- Born: 1987 (age 38–39) Cheltenham, UK
- Education: Byam Shaw School of Art; Royal Academy of Arts;
- Known for: Sculpture, drawings
- Website: RebeccaAckroyd.com; Rebecca Ackroyd, Peres Projects;

= Rebecca Ackroyd =

British artist (born 1987)

Rebecca Ackroyd (born 1987) is a British artist best known for her painting and sculptural works. She lives and works between London and Berlin.

==Early life, education, and commercial success==
Ackroyd was born in Cheltenham and received degrees from the Byam Shaw School of Art and the Royal Academy of Arts in London. Public showings of Ackroyd's art are common, including a solo exhibition, Shutter Speed, at the Mac Lyon, running from September 22, 2023, to January 7, 2024.

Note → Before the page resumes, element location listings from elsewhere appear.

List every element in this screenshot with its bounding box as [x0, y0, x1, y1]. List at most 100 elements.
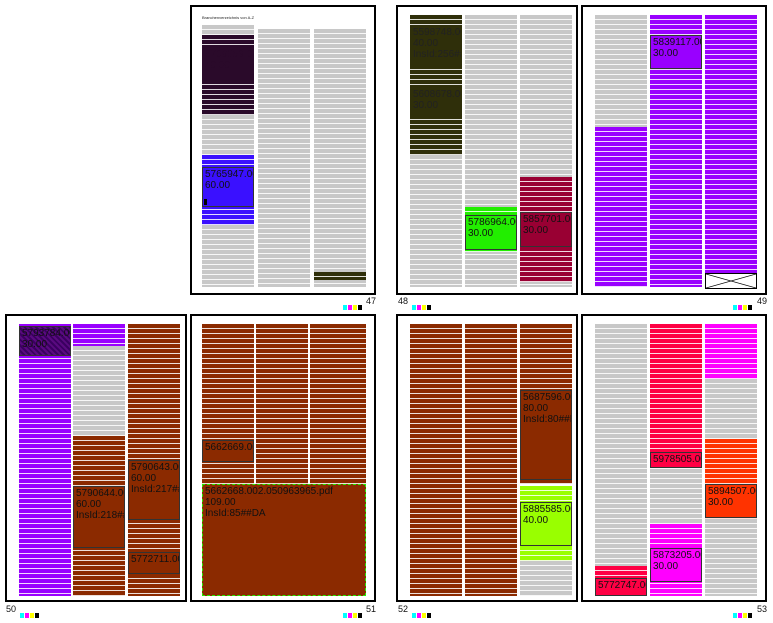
listing-line	[650, 338, 702, 339]
listing-line	[465, 34, 517, 35]
ad-box[interactable]: 5772747.00	[595, 578, 647, 596]
ad-box[interactable]: 5793784.00 30.00	[19, 326, 71, 356]
listing-line	[650, 503, 702, 504]
listing-line	[128, 328, 180, 329]
listing-line	[595, 99, 647, 100]
page-51[interactable]: 5662669.00 5662668.002.050963965.pdf 109…	[190, 314, 376, 602]
listing-line	[310, 398, 366, 399]
listing-line	[202, 39, 254, 40]
ad-box[interactable]: 5790643.00 60.00 InsId:217##	[128, 460, 180, 520]
ad-box[interactable]: 5885585.00 40.00	[520, 502, 572, 546]
listing-line	[650, 174, 702, 175]
listing-line	[19, 558, 71, 559]
listing-line	[520, 59, 572, 60]
ad-box[interactable]: 5769559.00 40.00	[202, 47, 254, 83]
listing-line	[705, 69, 757, 70]
ad-box[interactable]: 5662669.00	[202, 440, 254, 462]
listing-line	[465, 109, 517, 110]
ad-box[interactable]: 5772711.00	[128, 552, 180, 574]
listing-line	[73, 405, 125, 406]
listing-line	[410, 149, 462, 150]
listing-line	[520, 211, 572, 212]
ad-box[interactable]: 5839117.00 30.00	[650, 35, 702, 69]
listing-line	[73, 410, 125, 411]
listing-line	[310, 328, 366, 329]
listing-line	[128, 333, 180, 334]
listing-line	[705, 109, 757, 110]
listing-line	[310, 458, 366, 459]
listing-line	[705, 473, 757, 474]
listing-line	[595, 261, 647, 262]
listing-line	[465, 64, 517, 65]
listing-line	[465, 211, 517, 212]
listing-line	[73, 440, 125, 441]
listing-line	[595, 553, 647, 554]
ad-box[interactable]: 5873205.00 30.00	[650, 548, 702, 582]
listing-line	[258, 238, 310, 239]
page-48[interactable]: 5598748.00 40.00 InsId:256## 5608678.00 …	[396, 5, 578, 295]
listing-line	[520, 363, 572, 364]
listing-line	[705, 34, 757, 35]
ad-box[interactable]: 5608678.00 30.00	[410, 87, 462, 119]
ad-box[interactable]: 5894507.00 30.00	[705, 484, 757, 518]
listing-line	[465, 353, 517, 354]
listing-line	[410, 558, 462, 559]
listing-line	[410, 199, 462, 200]
listing-line	[705, 189, 757, 190]
ad-box[interactable]: 5786964.00 30.00	[465, 215, 517, 250]
listing-line	[595, 513, 647, 514]
listing-line	[465, 528, 517, 529]
listing-line	[258, 88, 310, 89]
listing-line	[128, 528, 180, 529]
listing-line	[595, 54, 647, 55]
listing-line	[520, 555, 572, 556]
listing-line	[595, 473, 647, 474]
listing-line	[595, 533, 647, 534]
ad-box[interactable]: 5598748.00 40.00 InsId:256##	[410, 25, 462, 65]
page-49[interactable]: 5839117.00 30.00	[581, 5, 767, 295]
listing-line	[705, 378, 757, 379]
ad-box[interactable]: 5662668.002.050963965.pdf 109.00 InsId:8…	[202, 484, 366, 596]
listing-line	[202, 348, 254, 349]
listing-line	[410, 578, 462, 579]
listing-line	[520, 281, 572, 282]
listing-line	[465, 264, 517, 265]
listing-line	[650, 438, 702, 439]
listing-line	[650, 189, 702, 190]
listing-line	[465, 114, 517, 115]
listing-line	[705, 588, 757, 589]
listing-line	[410, 179, 462, 180]
listing-line	[465, 578, 517, 579]
listing-line	[19, 548, 71, 549]
listing-line	[705, 154, 757, 155]
ad-box[interactable]: 5790644.00 60.00 InsId:218##	[73, 486, 125, 548]
listing-line	[314, 148, 366, 149]
listing-line	[520, 74, 572, 75]
listing-line	[19, 463, 71, 464]
ad-box[interactable]: 5857701.00 30.00	[520, 212, 572, 247]
listing-line	[73, 390, 125, 391]
ad-box[interactable]: 5687596.00 80.00 InsId:80##DA	[520, 390, 572, 480]
listing-line	[73, 425, 125, 426]
page-50[interactable]: 5793784.00 30.00 5790643.00 60.00 InsId:…	[5, 314, 187, 602]
listing-line	[202, 44, 254, 45]
page-47[interactable]: Branchenverzeichnis von A-Z 5769559.00 4…	[190, 5, 376, 295]
listing-line	[314, 218, 366, 219]
listing-line	[705, 538, 757, 539]
listing-line	[650, 538, 702, 539]
listing-line	[465, 254, 517, 255]
listing-line	[595, 266, 647, 267]
listing-line	[314, 183, 366, 184]
listing-line	[595, 338, 647, 339]
listing-line	[256, 413, 308, 414]
listing-line	[410, 234, 462, 235]
listing-line	[256, 343, 308, 344]
page-52[interactable]: 5687596.00 80.00 InsId:80##DA 5885585.00…	[396, 314, 578, 602]
listing-line	[465, 204, 517, 205]
listing-line	[650, 234, 702, 235]
ad-box[interactable]: 5978505.00	[650, 452, 702, 468]
page-53[interactable]: 5978505.00 5894507.00 30.00 5873205.00 3…	[581, 314, 767, 602]
listing-line	[314, 228, 366, 229]
listing-line	[465, 269, 517, 270]
ad-box[interactable]: 5765947.00 60.00	[202, 167, 254, 207]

Ackroyd's debut at Christie's Contemporary Art Sale 2023 was part of a record-setting showing for women in the auction. Her painting “Garden Tender” sold for $56,700, twice its estimated price.

== Reviews and artistic themes==
Reviewers have noted that Ackroyd's art focuses on depictions of the female body. "Ackroyd seems to suggest that it is the shapeshifting potential of femininity itself that can be wielded like a sword," Chloe Stead, assistant editor of frieze, wrote regarding Ackroyd's solo exhibition 100mph at Peres Projects in Berlin.

Thomas Elmer called Ackroyd "one of the most exciting artists in the UK" in an introduction to a 2022 interview for Sculpture magazine.

== Selected collections ==
Museums that include Ackroyd's work in their collections include Aïshti Foundation, Musée d'art contemporain de Lyon, Selfridges, Oxford Street, Sifang Art Museum, Stahl Collection, and Zabludowicz Collection.